The big news here, aside from the Lincoln MKT's expansive 208-inch length, is the available turbocharged V6, which saddles up 355 horsepower and all-wheel drive to move the MKT's substantial heft smartly. Every MKT also offers a quiet, finely trimmed cabin and more amenities than you'd expect in a luxury ride. The MKT's tight third-row seating is a drawback, but overall, this Lincoln -- particularly the current model -- is worth a look.
Current Lincoln MKT The Lincoln MKT is a full-size luxury crossover SUV that seats six or seven. The entry-level MKT gets a 3.7-liter V6 that puts out 300 hp and 280 pound-feet of torque. The MKT EcoBoost receives a twin-turbocharged 3.5-liter V6 that whips up 355 hp and 350 lb-ft of torque. Both models feature a six-speed automatic transmission.
The base MKT is front-wheel drive only, whereas the MKT EcoBoost has standard all-wheel drive along with driver-selectable settings that alter steering response, stability/traction control intervention, transmission behavior and suspension tuning.
Standard equipment on the MKT is very generous. Items that would typically be high-end options on other luxury models are included, such as adaptive xenon headlights, heated and ventilated front seats, heated rear seats, power-adjustable pedals and steering wheel, rear sunshades, a rearview camera and even mobile WiFi. The new MyLincoln Touch electronics interface is also included, bringing most interior controls under the jurisdiction of a large central touchscreen. Updates made for 2013 have improved the usability, speed and reliability of this system, though it may still require some time to acclimate.
Should the standard items not be enough, the MKT also offers a power-folding third-row seat, rear seatbelt airbags, a blind-spot warning system, adaptive cruise control, an automatic parallel parking system, a navigation system, a panoramic sunroof, a surround-sound audio system, and heated and ventilated second-row captain's chairs with a further optional small refrigerated console in between.

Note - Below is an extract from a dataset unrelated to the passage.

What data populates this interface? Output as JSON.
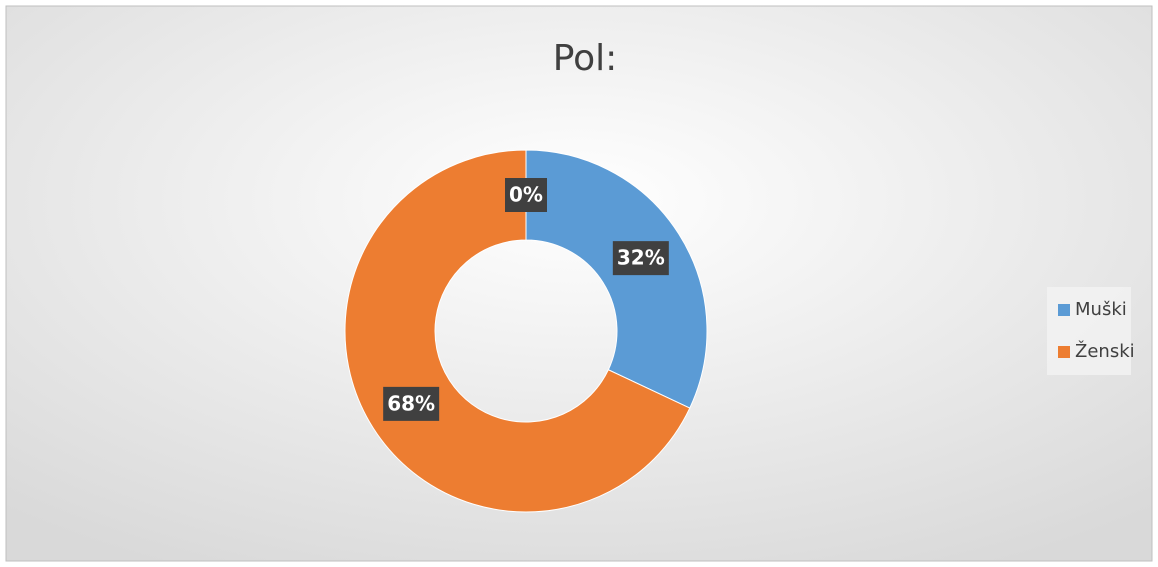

In reviews, our editors have been impressed by the MKT EcoBoost's effortless power, particularly given that the turbocharged engine exacts no fuel economy penalty over the otherwise capable base engine. Other than the mechanically identical Ford Flex EcoBoost, there's no other three-row crossover quite like it. Regardless of engine, however, the MKT delivers surprisingly adept handling for such a large vehicle and a ride that's comfortable in most situations. The EcoBoost's adjustable suspension should improve this even further.
Inside, we've applauded the Lincoln MKT's fashionable design and fine materials, though MyLincoln Touch has its aforementioned downsides. The standard seven-passenger version can carry three in its middle-row 60/40-split-bench, while the six-passenger model substitutes a pair of optional bucket seats that slide fore and aft. With four people aboard, the MKT is one of the easiest places to spend time on the road. However, the sloping rear roof subtracts valuable headroom compared to the squarish Flex, making the third row really only suitable for children or short adults.
Used Lincoln MKT Models The MKT debuted for the 2010 model year. Originally, the base model was available with all-wheel drive, but this was removed from the options list for 2012. Models produced prior to the 2013 model year differ in a number of different ways, the most obvious being its different grille design. Other differences can be found under the hood. The entry-level MKT still featured a 3.7-liter V6, but it put out only 268 hp and 267 lb-ft of torque. This resulted in merely adequate acceleration for the big, heavy MKT. The EcoBoost powertrain is unchanged.
The first three model years also featured an older electronics interface, which lacks some of the current car's MyLincoln Touch features and design flourish, but may ultimately be easier to use. Other items not available were the inflatable rear seatbelts, lane departure warning/assist, a heated steering wheel and the EcoBoost's adjustable dampers. Despite this latter omission, this MKT still boasted surprisingly capable handling, yet it didn't sacrifice the smooth and refined ride quality expected in a premium vehicle of this sort.
In general, if the current MKT appeals to you, then used examples should as well. Beyond the base engine's mediocre acceleration, much of its pros and cons have remained the same.